Federal Reserve Chairman Jerome Powell delivered a highly anticipated speech at the National Association for Business Economics Annual Meeting, marking his first public address since last week’s inflation report. Powell struck a cautiously optimistic tone, discussing the Fed’s recent monetary policy moves and the broader economic outlook.
Powell began by acknowledging the recent economic progress, stating, “Our economy is strong overall and has made significant progress over the past two years toward achieving our dual-mandate goals of maximum employment and stable prices.”
- He pointed to a robust labor market and inflation that, according to new data, is slowing faster than anticipated. The Personal Consumption Expenditures (PCE) report for August showed that inflation was moderating, giving the Fed additional room to adjust its policies.
Rate Cut: One of the key highlights of Powell’s speech was the Federal Open Market Committee’s (FOMC) decision to cut interest rates by 50 basis points during their last meeting. Powell explained the rationale behind the move, stating, “That decision reflects our growing confidence that, with an appropriate recalibration of our policy stance, strength in the labor market can be maintained in an environment of moderate economic growth and inflation moving sustainably down to our objective.”
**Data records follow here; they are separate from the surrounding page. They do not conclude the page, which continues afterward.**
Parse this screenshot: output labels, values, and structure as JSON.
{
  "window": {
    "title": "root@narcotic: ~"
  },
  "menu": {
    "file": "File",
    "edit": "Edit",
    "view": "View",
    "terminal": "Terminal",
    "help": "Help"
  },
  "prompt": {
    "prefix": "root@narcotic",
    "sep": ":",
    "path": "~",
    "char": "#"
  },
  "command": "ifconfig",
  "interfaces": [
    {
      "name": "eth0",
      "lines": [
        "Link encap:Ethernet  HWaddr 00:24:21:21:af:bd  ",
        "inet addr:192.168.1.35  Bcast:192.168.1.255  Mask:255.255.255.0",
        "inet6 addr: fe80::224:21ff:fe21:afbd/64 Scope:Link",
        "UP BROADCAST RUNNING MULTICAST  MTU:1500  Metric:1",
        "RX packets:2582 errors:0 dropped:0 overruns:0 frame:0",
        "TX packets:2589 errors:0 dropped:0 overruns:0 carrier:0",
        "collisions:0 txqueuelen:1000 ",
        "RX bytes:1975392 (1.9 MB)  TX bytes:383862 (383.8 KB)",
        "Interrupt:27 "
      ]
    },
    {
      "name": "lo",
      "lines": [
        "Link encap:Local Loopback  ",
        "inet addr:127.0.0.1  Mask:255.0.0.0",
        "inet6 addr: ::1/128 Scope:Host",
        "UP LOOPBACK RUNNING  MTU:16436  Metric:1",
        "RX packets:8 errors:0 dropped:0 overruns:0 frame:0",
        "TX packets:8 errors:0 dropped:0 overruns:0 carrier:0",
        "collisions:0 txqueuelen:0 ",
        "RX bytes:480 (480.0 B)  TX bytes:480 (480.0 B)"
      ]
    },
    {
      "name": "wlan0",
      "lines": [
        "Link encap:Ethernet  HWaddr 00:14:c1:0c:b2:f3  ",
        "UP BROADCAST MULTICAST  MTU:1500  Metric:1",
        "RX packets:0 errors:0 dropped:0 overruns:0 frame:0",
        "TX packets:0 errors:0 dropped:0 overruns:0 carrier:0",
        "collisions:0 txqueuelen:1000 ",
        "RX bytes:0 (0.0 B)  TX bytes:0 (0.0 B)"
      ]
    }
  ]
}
- This rate cut signals the Fed’s belief that the economy can achieve lower inflation while sustaining a strong job market.
Labor Market: Powell was positive but realistic, noting that while the job market remains solid, conditions have cooled compared to previous years. “Many indicators show the labor market is solid,” he said. However, he acknowledged that workers are now seeing fewer job openings compared to 2019.
- The moderation in job growth, combined with increased labor supply, has pushed the unemployment rate up to 4.2%, still low by historical standards. Importantly,
- Powell emphasized that further cooling in the labor market was not necessary to achieve the Fed’s 2% inflation target.
Inflation: Powell noted encouraging signs of progress, citing the recent PCE data. “Disinflation has been broad-based, and recent data indicate further progress toward a sustained return to 2 percent,” he said. Core goods prices have fallen by 0.5% over the past year, a reflection of easing supply chain issues. Core services inflation, outside of housing, is also nearing pre-pandemic levels.
- However, Powell acknowledged that inflation in housing services remains stubborn. “Housing services inflation continues to decline, but sluggishly,” he remarked, pointing to slow growth in rents as a positive indicator. As long as new rent increases remain modest, Powell expects housing inflation to continue to fall.
Looking Ahead: Powell reaffirmed the Fed’s commitment to data-driven decisions, avoiding any preset path for future rate adjustments. “Looking forward, if the economy evolves broadly as expected, policy will move over time toward a more neutral stance. But we are not on any preset course. The risks are two-sided, and we will continue to make our decisions meeting by meeting,” he said.
Bottom Line: Powell struck a balanced note, affirming the Fed’s readiness to use its tools to support the economy. “Overall, the economy is in solid shape; we intend to use our tools to keep it there,” he emphasized, leaving open the possibility of further adjustments as new data becomes available.